Da qui il grande flusso in atto nei centri vaccinali massivi di Valtellina e Valchiavenna dove, sabato, si è recata anche una “testimonial” d’eccezione come Ilde Libera, energica 101enne, ormai prossima ai 102, che compirà il 17 di questo stesso mese, che da Novate Mezzola, dove vive, ha raggiunto il Palestrone di Chiavenna per ricevere la terza dose anti Covid in un braccio, e l’antinfluenzale nell’altro.

«Abbiamo chiesto al medico curante come comportarci, se portare nonna Ilde al centro vaccinale o attendere la somministrazione domiciliare e se fare, eventualmente, insieme anche l’antinfluenzale - dice Franco Paggi, parente stretto della signora Ilde -, e il medico ci ha detto che potevamo portare la nostra congiunta direttamente al centro e sottoporla ad entrambi i vaccini in modo da proteggerla il più possibile. Così abbiamo fatto ed è andato tutto benissimo». Nonna Ilde, in carrozzina, ha raggiunto il Palestrone di Chiavenna accompagnata, in auto, dal nipote Paolo e dalla figlia Marinella e lì ha ricevuto le due dosi di vaccino.

Un po’ stanca

«Era un po’ stanca alla fine - dice la figlia -, ma niente di particolare. Un po’ di male alle ossa, ma sono acciacchi che ha normalmente». Superato anche questo step per questa centenaria tutta d’un pezzo, ma sono molti i grandi anziani, over 80, over 90, e centenari, già vaccinati. Per la precisione, su 8.010 somministrazioni effettuate, 6.280 hanno interessato over 60 e, di questi, la stragrande maggioranza, cioè 5.136, gli over 80, compresi gli ospiti delle case di riposo che a ieri sommavano a 1.025 vaccinati.

Sono, invece, 1.730 i vaccinati con terza dose appartenenti alle categorie delle persone con gravi deficit immunitari, dei fragili e degli operatori della sanità. In particolare, le persone vulnerabili per patologia già vaccinate sono 679, mentre gli operatori sanitari sono 1.343, cui debbono aggiungersi 52 medici di medicina generale.

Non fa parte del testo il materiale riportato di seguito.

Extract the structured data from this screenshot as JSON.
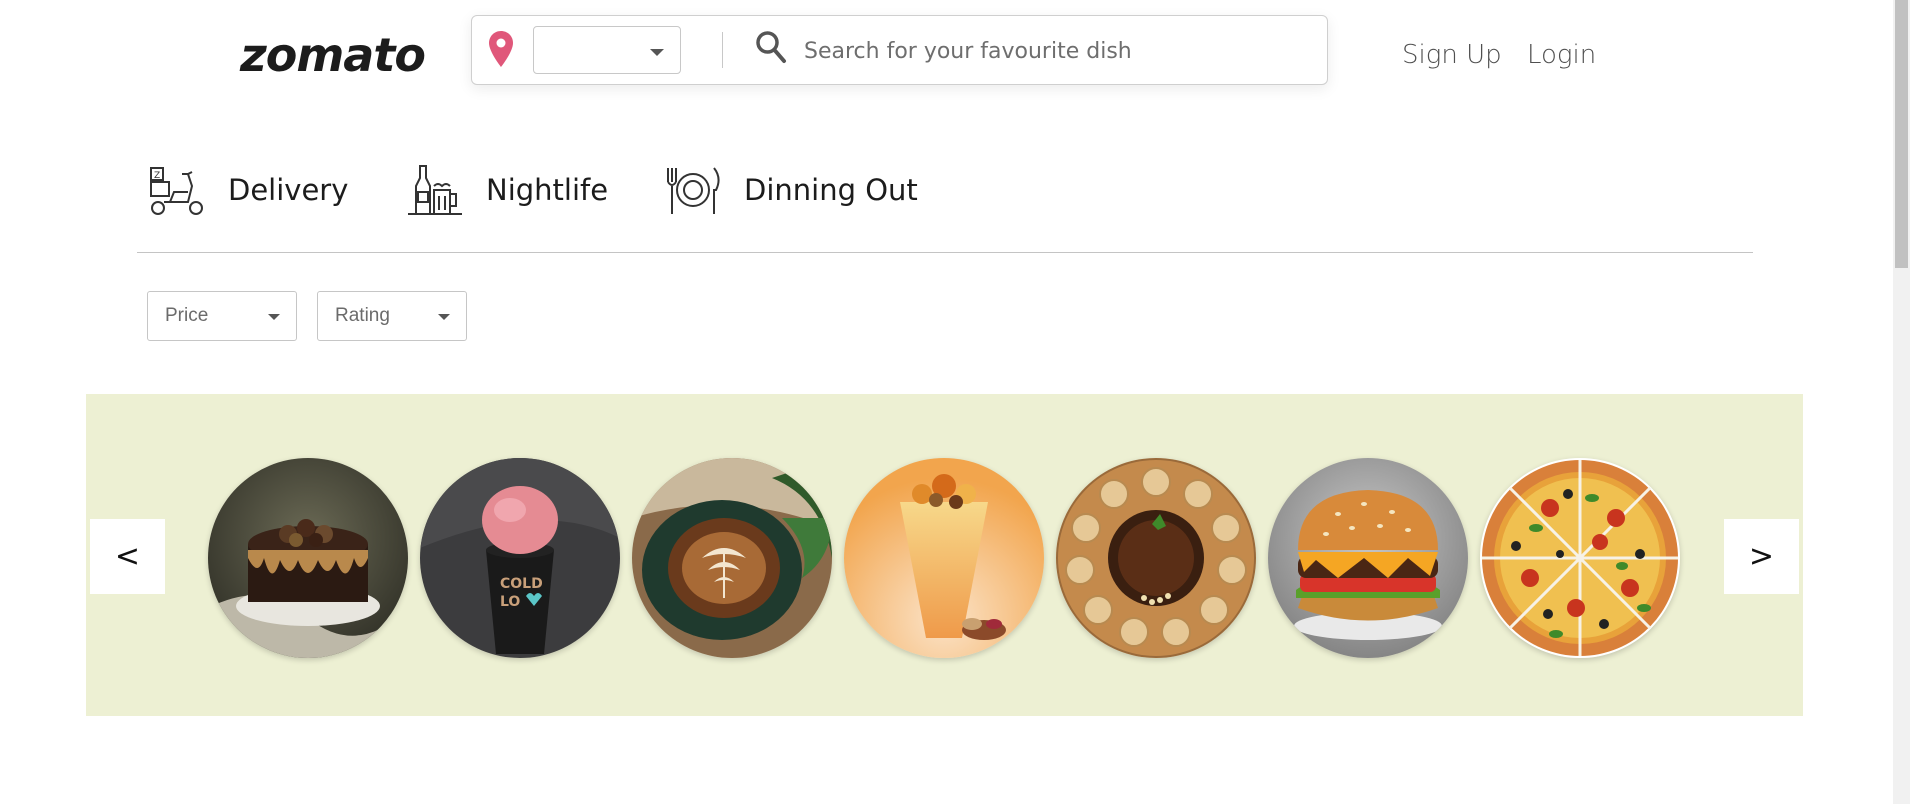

In questo senso, lo scostamento rispetto a una settimana fa è significativo per gli operatori della sanità, perché i nuovi vaccinati sono 360 (il 3 novembre scorso erano 983), mentre nella categoria dei medici e pediatri se ne registra solo uno in più, siamo passati da 51 a 52.

Gli under 60

Sempre grande attesa anche per gli under 60, soprattutto se vaccinati con monodose Johnson & Johnson, poco meno di 5mila, in provincia di Sondrio, che verranno chiamati alla terza dose con priorità su tutti gli altri, ma solo a sei mesi dalla seconda, quindi si ipotizza entro fine mese. E attesa anche per i più piccoli, in quanto sembra vicina la possibilità anche per gli under 12 di vaccinarsi. Col contagocce, invece, le prime dosi somministrate. Solo 273 nell’ultima settimana, lo 0,17% in più, per una copertura totale del 92,87%. Pari a 526 le seconde dosi, lo 0,3% in più, per una copertura dell’83,5%. Percentuali calcolate sugli over 16, per cui il dato sul complessivo dei vaccinabili, che sono over 12, è un po’ più basso.

Buona l’adesione alla prima dose, pur tardiva, a Sondrio, con 43 vaccinati dal 29 ottobre ad oggi. Diciotto in più a Tirano, 17 a Chiavenna, 15 a Livigno, 12 a Morbegno e a Sondalo, 11 a Teglio e 8 a Bormio.